California has a lot to offer, including an entrepreneurial framework where innovation abounds, a strong economy, good weather, and overall high quality of life.
However, California’s economy struggles with high costs for its strengths (innovations and industries that people desire to be a part of). Costs have gotten way ahead of actual incomes in California, making numerous people think whether living there is worth the hurdles.
According to a 2019 survey by Edelman Intelligence, 53 percent of Californians consider moving out of California. When asked in general about what would make them leave California, the cost of living and the lack of opportunities were primary reasons.
The same survey revealed that millennials are more likely to flee California, the Golden State — 63 percent said they look forward to moving out.
For people who are considering leaving California, stay connected for a comparison of state economies based on the cost of living and rate of employment. This data may make it easier for you to choose the best location to relocate to based on personal preferences.
Cost of living
California is undoubtedly an expensive place to live. If you have any financial distress, have a fixed income (like that of a retiree), or are workers who can do the work remotely (in the pandemic era), you can consider relocating to cheaper states.
When it is about putting a roof over one’s head, California is the most expensive place in the nation. Housing in Mississippi is 61 percent lower than in California, followed by Arkansas, Alabama, and West Virginia at 60%, Kentucky at 56%, and South Dakota and Oklahoma at 55%.
California holds the title of being the fourth-costliest place in the nation when fixing the basic stuff and caring for yourself (for example, healthcare facilities). Services in Alabama, Mississippi, and Tennessee run at 16.6 percent lower, Kentucky at 16.3 percent lower, and Arkansas and Louisiana at 16 percent lower than California pricing.
Nevada is best for shopping, with goods 10.5 percent cheaper than California. Mississippi is 10 percent cheaper, Utah is 9.9 percent cheaper, West Virginia at 9.8 percent cheaper, Arkansas is 9.7 cheaper, and Arizona, Kentucky, New Mexico, and South Dakota are 9.6 percent cheaper.
Not everyone considering moving out of California is cost-conscious.
Employment opportunities and wage levels are important factors for people who understand that cheaper states have lower salaries.
According to the annualized average wages, 2020 data from BLS Beta Labs, the highest yearly wages were found in Massachusetts at $81,640, followed by New York at $79,040 and California at $76,336. It is one of the reasons why people stay in California.

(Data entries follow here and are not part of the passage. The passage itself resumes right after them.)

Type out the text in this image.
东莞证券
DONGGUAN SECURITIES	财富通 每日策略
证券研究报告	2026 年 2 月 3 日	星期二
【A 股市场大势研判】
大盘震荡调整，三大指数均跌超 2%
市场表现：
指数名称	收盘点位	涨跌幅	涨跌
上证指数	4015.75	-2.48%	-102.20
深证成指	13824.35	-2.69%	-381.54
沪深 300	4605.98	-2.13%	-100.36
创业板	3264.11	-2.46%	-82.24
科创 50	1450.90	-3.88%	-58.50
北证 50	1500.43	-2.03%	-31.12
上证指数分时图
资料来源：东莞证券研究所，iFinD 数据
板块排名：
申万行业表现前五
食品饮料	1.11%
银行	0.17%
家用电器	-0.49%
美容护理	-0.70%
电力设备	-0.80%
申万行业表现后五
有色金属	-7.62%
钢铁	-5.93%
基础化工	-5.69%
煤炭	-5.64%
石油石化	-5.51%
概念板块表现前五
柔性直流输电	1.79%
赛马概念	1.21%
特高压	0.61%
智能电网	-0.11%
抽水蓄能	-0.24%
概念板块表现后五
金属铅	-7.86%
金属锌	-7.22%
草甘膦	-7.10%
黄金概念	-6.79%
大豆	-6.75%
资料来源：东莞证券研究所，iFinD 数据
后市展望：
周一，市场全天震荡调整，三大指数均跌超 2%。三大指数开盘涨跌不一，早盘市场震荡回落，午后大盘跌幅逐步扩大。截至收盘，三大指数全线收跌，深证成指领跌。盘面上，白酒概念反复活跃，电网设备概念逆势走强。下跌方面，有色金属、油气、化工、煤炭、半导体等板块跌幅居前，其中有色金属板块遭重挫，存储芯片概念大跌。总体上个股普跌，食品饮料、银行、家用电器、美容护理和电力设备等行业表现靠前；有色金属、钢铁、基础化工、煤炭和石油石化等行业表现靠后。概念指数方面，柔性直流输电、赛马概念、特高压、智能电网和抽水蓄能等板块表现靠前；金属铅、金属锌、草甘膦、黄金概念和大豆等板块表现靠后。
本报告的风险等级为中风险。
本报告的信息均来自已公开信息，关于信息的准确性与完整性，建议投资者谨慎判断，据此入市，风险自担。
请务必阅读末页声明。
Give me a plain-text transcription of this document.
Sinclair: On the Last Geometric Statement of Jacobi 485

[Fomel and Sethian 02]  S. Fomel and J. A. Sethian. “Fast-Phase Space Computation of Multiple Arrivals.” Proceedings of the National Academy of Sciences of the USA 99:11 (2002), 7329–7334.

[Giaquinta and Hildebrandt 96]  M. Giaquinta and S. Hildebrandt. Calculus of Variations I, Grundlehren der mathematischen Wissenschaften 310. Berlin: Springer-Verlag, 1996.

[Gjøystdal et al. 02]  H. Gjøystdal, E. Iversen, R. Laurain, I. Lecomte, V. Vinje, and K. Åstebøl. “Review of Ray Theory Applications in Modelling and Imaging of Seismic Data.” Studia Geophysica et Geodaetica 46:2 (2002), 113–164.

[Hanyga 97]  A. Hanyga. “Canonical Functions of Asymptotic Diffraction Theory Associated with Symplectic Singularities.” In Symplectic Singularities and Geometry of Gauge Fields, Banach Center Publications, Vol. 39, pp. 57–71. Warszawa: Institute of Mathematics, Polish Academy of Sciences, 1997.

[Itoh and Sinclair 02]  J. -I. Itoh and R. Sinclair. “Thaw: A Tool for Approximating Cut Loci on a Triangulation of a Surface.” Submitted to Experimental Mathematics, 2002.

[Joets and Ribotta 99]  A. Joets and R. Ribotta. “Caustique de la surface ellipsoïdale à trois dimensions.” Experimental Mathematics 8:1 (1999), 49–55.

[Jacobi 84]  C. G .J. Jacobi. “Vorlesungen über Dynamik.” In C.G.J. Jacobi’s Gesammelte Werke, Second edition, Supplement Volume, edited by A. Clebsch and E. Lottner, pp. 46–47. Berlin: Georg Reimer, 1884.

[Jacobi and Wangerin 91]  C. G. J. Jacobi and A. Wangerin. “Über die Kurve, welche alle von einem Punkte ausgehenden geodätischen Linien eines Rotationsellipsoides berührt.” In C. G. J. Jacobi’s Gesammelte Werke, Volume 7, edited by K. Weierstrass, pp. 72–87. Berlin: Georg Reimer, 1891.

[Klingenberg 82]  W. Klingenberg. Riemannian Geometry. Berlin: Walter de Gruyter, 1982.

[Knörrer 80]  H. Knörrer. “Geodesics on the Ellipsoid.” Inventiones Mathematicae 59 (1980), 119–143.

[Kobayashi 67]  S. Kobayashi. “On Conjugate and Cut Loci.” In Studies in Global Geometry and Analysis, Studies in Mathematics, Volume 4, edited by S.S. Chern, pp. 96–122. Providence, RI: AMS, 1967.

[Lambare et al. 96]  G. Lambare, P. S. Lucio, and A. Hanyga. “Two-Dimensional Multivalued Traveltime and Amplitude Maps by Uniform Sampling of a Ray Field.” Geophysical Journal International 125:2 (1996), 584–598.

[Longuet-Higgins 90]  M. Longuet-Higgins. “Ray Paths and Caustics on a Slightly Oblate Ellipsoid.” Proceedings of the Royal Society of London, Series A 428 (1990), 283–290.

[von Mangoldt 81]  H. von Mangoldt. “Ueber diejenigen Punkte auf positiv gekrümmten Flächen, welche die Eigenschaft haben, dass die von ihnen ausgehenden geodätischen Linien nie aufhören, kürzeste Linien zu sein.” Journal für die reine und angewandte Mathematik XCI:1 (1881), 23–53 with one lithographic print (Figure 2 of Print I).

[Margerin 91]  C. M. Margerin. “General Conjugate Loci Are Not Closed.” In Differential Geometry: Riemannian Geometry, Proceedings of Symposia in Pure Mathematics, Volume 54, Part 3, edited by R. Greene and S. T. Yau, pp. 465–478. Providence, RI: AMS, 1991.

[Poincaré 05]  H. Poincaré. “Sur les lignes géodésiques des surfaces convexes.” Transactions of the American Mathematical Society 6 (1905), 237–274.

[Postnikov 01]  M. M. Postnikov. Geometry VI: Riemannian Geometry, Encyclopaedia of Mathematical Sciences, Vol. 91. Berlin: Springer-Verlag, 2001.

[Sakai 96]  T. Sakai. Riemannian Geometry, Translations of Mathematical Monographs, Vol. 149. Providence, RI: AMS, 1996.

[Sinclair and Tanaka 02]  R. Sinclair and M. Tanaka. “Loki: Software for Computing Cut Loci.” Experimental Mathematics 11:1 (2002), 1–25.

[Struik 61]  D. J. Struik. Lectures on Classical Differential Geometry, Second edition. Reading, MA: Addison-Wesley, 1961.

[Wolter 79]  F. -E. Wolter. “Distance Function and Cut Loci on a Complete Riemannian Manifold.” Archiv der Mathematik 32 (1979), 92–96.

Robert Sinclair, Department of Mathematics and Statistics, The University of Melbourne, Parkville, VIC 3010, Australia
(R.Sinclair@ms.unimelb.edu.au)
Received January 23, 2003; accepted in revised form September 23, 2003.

However, several factors reduce the value of those paychecks.
Ability to keep a job
Average unemployment rates from 2015-2019 show that North Dakota has a minimal rate of 2.7 percent. It means that a person is least likely to lose a job in North Dakota, followed by New Hampshire and Hawaii at 2.8%, Vermont and Nebraska at 3%, and South Dakota and Iowa at 3.1%.
California had a 4.9 percent unemployment rate, ranking the 11th-worst.
California boasts one of the highest sales tax rates (7.25 percent) and state income tax rates (13.3 percent) in the country.
Californians have 25.3 percent of their income spent on taxes. People of Alaska spend 16.2 percent of their incomes on taxes, followed by Wyoming at 17.5 percent, West Virginia and Mississippi at 18.1 percent, Montana at 18.2 percent, and Alabama at 18.4 percent.
While the paycheck may be hefty in California, the cost of living and high tax rates leave you with significantly less actual revenue. Besides, the lack of certainty about a job is concerning.
The bottom line
These metrics can help you shortlist the places and decide where you should relocate (based on individual preferences) after moving out of California.
The data from 2017-2019 reveal that Texas, Arizona, Washington, Nevada, Oregon, Florida, Colorado, New York, Idaho, and North Carolina are the top ten places where Californians chose to move in.